Any hints on that? $A_n$ is bounded, so there is $M_n\geq 0$ such that $\|A_n(x)\|\leq M_n\|x\|$. From there it follows that $\|A_n\|\leq M_n$ but it is not clear that the sequence $(M_n)$ is bounded? So I need to show that using that $(|f(A_n(x))|)$ is bounded? How do I do that? And what about the other direction?
One direction is very straightforward. If $(\|A_n\|)$ is bounded then $$|f(A_nx)| \leq \|f\| \|A_n\| \|x\|$$ so $(|f(A_nx)|)$ is bounded.
The converse follows from an application of the Uniform Boundedness Theorem.

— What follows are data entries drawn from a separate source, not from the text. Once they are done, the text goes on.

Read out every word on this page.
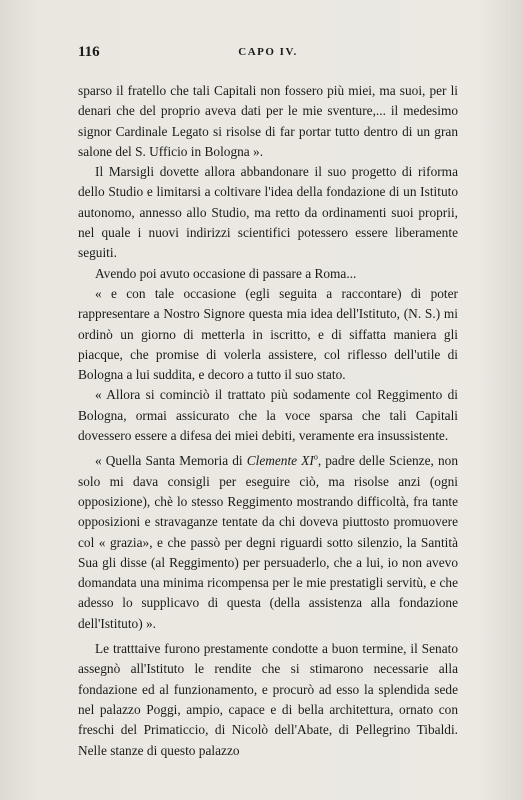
116	CAPO IV.

sparso il fratello che tali Capitali non fossero più miei, ma suoi, per li denari che del proprio aveva dati per le mie sventure,... il medesimo signor Cardinale Legato si risolse di far portar tutto dentro di un gran salone del S. Ufficio in Bologna ».

Il Marsigli dovette allora abbandonare il suo progetto di riforma dello Studio e limitarsi a coltivare l'idea della fondazione di un Istituto autonomo, annesso allo Studio, ma retto da ordinamenti suoi proprii, nel quale i nuovi indirizzi scientifici potessero essere liberamente seguiti.

Avendo poi avuto occasione di passare a Roma...

« e con tale occasione (egli seguita a raccontare) di poter rappresentare a Nostro Signore questa mia idea dell'Istituto, (N. S.) mi ordinò un giorno di metterla in iscritto, e di siffatta maniera gli piacque, che promise di volerla assistere, col riflesso dell'utile di Bologna a lui suddita, e decoro a tutto il suo stato.

« Allora si cominciò il trattato più sodamente col Reggimento di Bologna, ormai assicurato che la voce sparsa che tali Capitali dovessero essere a difesa dei miei debiti, veramente era insussistente.

« Quella Santa Memoria di Clemente $XI^o$, padre delle Scienze, non solo mi dava consigli per eseguire ciò, ma risolse anzi (ogni opposizione), chè lo stesso Reggimento mostrando difficoltà, fra tante opposizioni e stravaganze tentate da chi doveva piuttosto promuovere col « grazia», e che passò per degni riguardi sotto silenzio, la Santità Sua gli disse (al Reggimento) per persuaderlo, che a lui, io non avevo domandata una minima ricompensa per le mie prestatigli servitù, e che adesso lo supplicavo di questa (della assistenza alla fondazione dell'Istituto) ».

Le tratttaive furono prestamente condotte a buon termine, il Senato assegnò all'Istituto le rendite che si stimarono necessarie alla fondazione ed al funzionamento, e procurò ad esso la splendida sede nel palazzo Poggi, ampio, capace e di bella architettura, ornato con freschi del Primaticcio, di Nicolò dell'Abate, di Pellegrino Tibaldi. Nelle stanze di questo palazzo
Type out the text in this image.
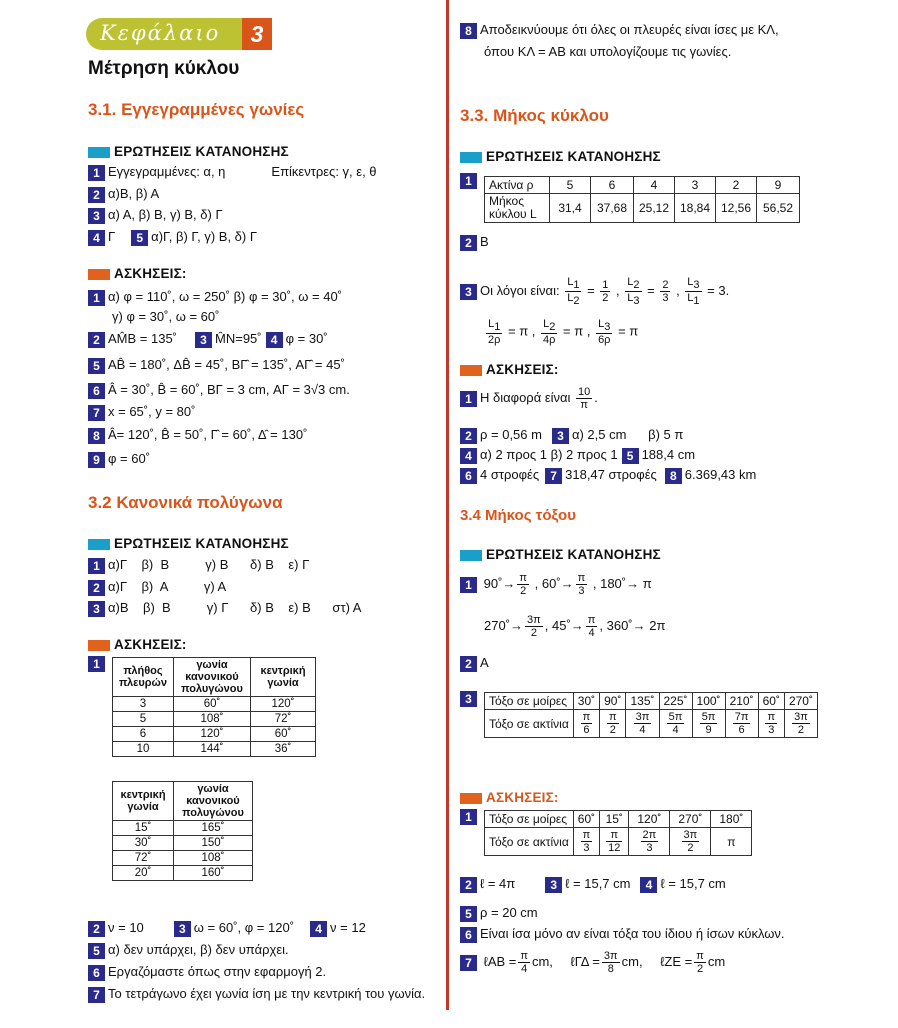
Κεφάλαιο	3
Μέτρηση κύκλου
3.1. Εγγεγραμμένες γωνίες
ΕΡΩΤΗΣΕΙΣ ΚΑΤΑΝΟΗΣΗΣ
1 Εγγεγραμμένες: α, η	Επίκεντρες: γ, ε, θ
2 α)Β, β) Α
3 α) Α, β) Β, γ) Β, δ) Γ
4 Γ 5 α)Γ, β) Γ, γ) Β, δ) Γ
ΑΣΚΗΣΕΙΣ:
1 α) φ = 110˚, ω = 250˚ β) φ = 30˚, ω = 40˚
γ) φ = 30˚, ω = 60˚
2 AM̂B = 135˚ 3 M̂N=95˚ 4 φ = 30˚
5 AB̂ = 180˚, ΔB̂ = 45˚, BΓ̂ = 135˚, AΓ̂ = 45˚
6 Â = 30˚, B̂ = 60˚, ΒΓ = 3 cm, ΑΓ = 3√3 cm.
7 x = 65˚, y = 80˚
8 Â= 120˚, B̂ = 50˚, Γ̂ = 60˚, Δ̂ = 130˚
9 φ = 60˚
3.2 Κανονικά πολύγωνα
ΕΡΩΤΗΣΕΙΣ ΚΑΤΑΝΟΗΣΗΣ
1 α)Γ    β)  Β          γ) Β      δ) Β    ε) Γ
2 α)Γ    β)  Α          γ) Α
3 α)Β    β)  Β          γ) Γ      δ) Β    ε) Β      στ) Α
ΑΣΚΗΣΕΙΣ:
1
πλήθος πλευρών	γωνία κανονικού πολυγώνου	κεντρική γωνία
3	60˚	120˚
5	108˚	72˚
6	120˚	60˚
10	144˚	36˚
κεντρική γωνία	γωνία κανονικού πολυγώνου
15˚	165˚
30˚	150˚
72˚	108˚
20˚	160˚
2 ν = 10	3 ω = 60˚, φ = 120˚ 4 ν = 12
5 α) δεν υπάρχει, β) δεν υπάρχει.
6 Εργαζόμαστε όπως στην εφαρμογή 2.
7 Το τετράγωνο έχει γωνία ίση με την κεντρική του γωνία.
8 Αποδεικνύουμε ότι όλες οι πλευρές είναι ίσες με ΚΛ,
όπου ΚΛ = ΑΒ και υπολογίζουμε τις γωνίες.
3.3. Μήκος κύκλου
ΕΡΩΤΗΣΕΙΣ ΚΑΤΑΝΟΗΣΗΣ
1	Ακτίνα ρ	5	6	4	3	2	9
Μήκος κύκλου L	31,4	37,68	25,12	18,84	12,56	56,52
2 Β
3 Οι λόγοι είναι: $\frac{L_1}{L_2} = \frac{1}{2}$ , $\frac{L_2}{L_3} = \frac{2}{3}$ , $\frac{L_3}{L_1} = 3$.
$\frac{L_1}{2\rho} = \pi$ , $\frac{L_2}{4\rho} = \pi$ , $\frac{L_3}{6\rho} = \pi$
ΑΣΚΗΣΕΙΣ:
1 Η διαφορά είναι $\frac{10}{\pi}$ .
2 ρ = 0,56 m 3 α) 2,5 cm      β) 5 π
4 α) 2 προς 1 β) 2 προς 1 5 188,4 cm
6 4 στροφές 7 318,47 στροφές 8 6.369,43 km
3.4 Μήκος τόξου
ΕΡΩΤΗΣΕΙΣ ΚΑΤΑΝΟΗΣΗΣ
1 90˚→ $\frac{\pi}{2}$ , 60˚→ $\frac{\pi}{3}$ , 180˚→ π
270˚→ $\frac{3\pi}{2}$ , 45˚→ $\frac{\pi}{4}$ , 360˚→ 2π
2 Α
3	Τόξο σε μοίρες	30˚	90˚	135˚	225˚	100˚	210˚	60˚	270˚
Τόξο σε ακτίνια	$\frac{\pi}{6}$	$\frac{\pi}{2}$	$\frac{3\pi}{4}$	$\frac{5\pi}{4}$	$\frac{5\pi}{9}$	$\frac{7\pi}{6}$	$\frac{\pi}{3}$	$\frac{3\pi}{2}$
ΑΣΚΗΣΕΙΣ:
1	Τόξο σε μοίρες	60˚	15˚	120˚	270˚	180˚
Τόξο σε ακτίνια	$\frac{\pi}{3}$	$\frac{\pi}{12}$	$\frac{2\pi}{3}$	$\frac{3\pi}{2}$	π
2 ℓ = 4π	3 ℓ = 15,7 cm 4 ℓ = 15,7 cm
5 ρ = 20 cm
6 Είναι ίσα μόνο αν είναι τόξα του ίδιου ή ίσων κύκλων.
7 ℓAB = $\frac{\pi}{4}$ cm, ℓΓΔ = $\frac{3\pi}{8}$ cm, ℓZE = $\frac{\pi}{2}$ cm
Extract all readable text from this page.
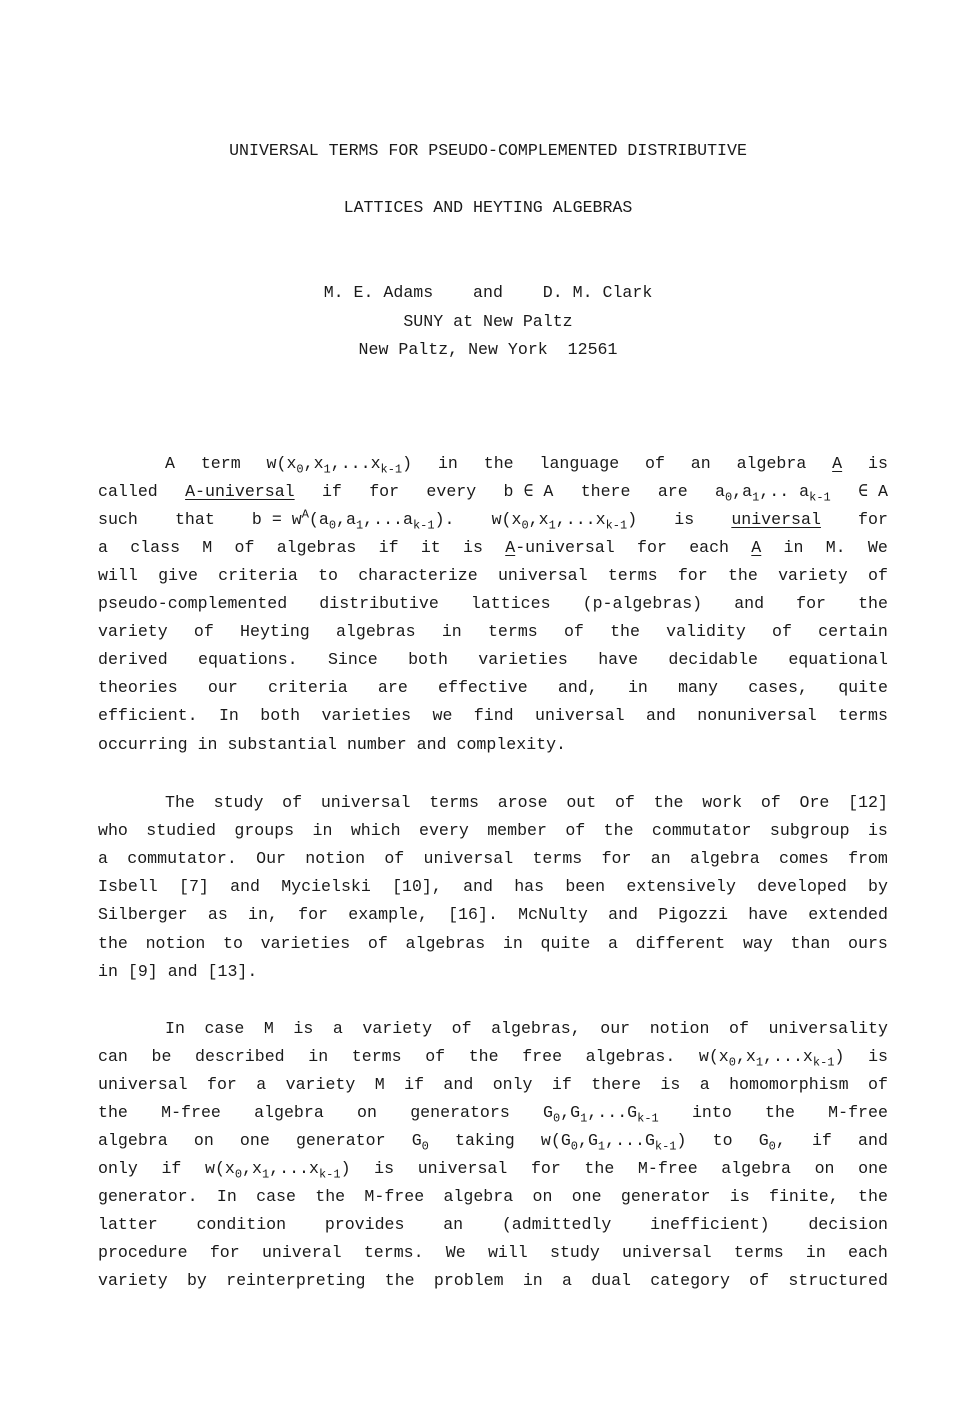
UNIVERSAL TERMS FOR PSEUDO-COMPLEMENTED DISTRIBUTIVE
LATTICES AND HEYTING ALGEBRAS
M. E. Adams    and    D. M. Clark
SUNY at New Paltz
New Paltz, New York  12561
A term $w(x_0,x_1,...x_{k-1})$ in the language of an algebra A is
called A-universal if for every b ∈ A there are $a_0,a_1$,.. $a_{k-1}$ ∈ A
such that $b = w^A(a_0,a_1,...a_{k-1})$. $w(x_0,x_1,...x_{k-1})$ is universal for
a class M of algebras if it is A-universal for each A in M. We
will give criteria to characterize universal terms for the variety of
pseudo-complemented distributive lattices (p-algebras) and for the
variety of Heyting algebras in terms of the validity of certain
derived equations. Since both varieties have decidable equational
theories our criteria are effective and, in many cases, quite
efficient. In both varieties we find universal and nonuniversal terms
occurring in substantial number and complexity.
The study of universal terms arose out of the work of Ore [12]
who studied groups in which every member of the commutator subgroup is
a commutator. Our notion of universal terms for an algebra comes from
Isbell [7] and Mycielski [10], and has been extensively developed by
Silberger as in, for example, [16]. McNulty and Pigozzi have extended
the notion to varieties of algebras in quite a different way than ours
in [9] and [13].
In case M is a variety of algebras, our notion of universality
can be described in terms of the free algebras. $w(x_0,x_1,...x_{k-1})$ is
universal for a variety M if and only if there is a homomorphism of
the M-free algebra on generators $G_0,G_1,...G_{k-1}$ into the M-free
algebra on one generator $G_0$ taking $w(G_0,G_1,...G_{k-1})$ to $G_0$, if and
only if $w(x_0,x_1,...x_{k-1})$ is universal for the M-free algebra on one
generator. In case the M-free algebra on one generator is finite, the
latter condition provides an (admittedly inefficient) decision
procedure for univeral terms. We will study universal terms in each
variety by reinterpreting the problem in a dual category of structured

Applying the U.B.T. to the family of operators $\{T_n=f \circ A_n: X \to \mathbb{R} \mid n \in \mathbb{N}\}$ gives us that $\sup_n \|T_n\| < \infty$. Now, notice that $T_n = A_n^*f$. So, since $\sup_n \|T_n\| < \infty$, we can apply the U.B.T. to the family of maps $\{A_n^*:Y^* \to X^* \mid n \in \mathbb{N}\}$ to conclude that $(\|A_n^*\|)$ is a bounded sequence. The result then follows by recalling that $\|A_n\| = \|A_n^*\|$.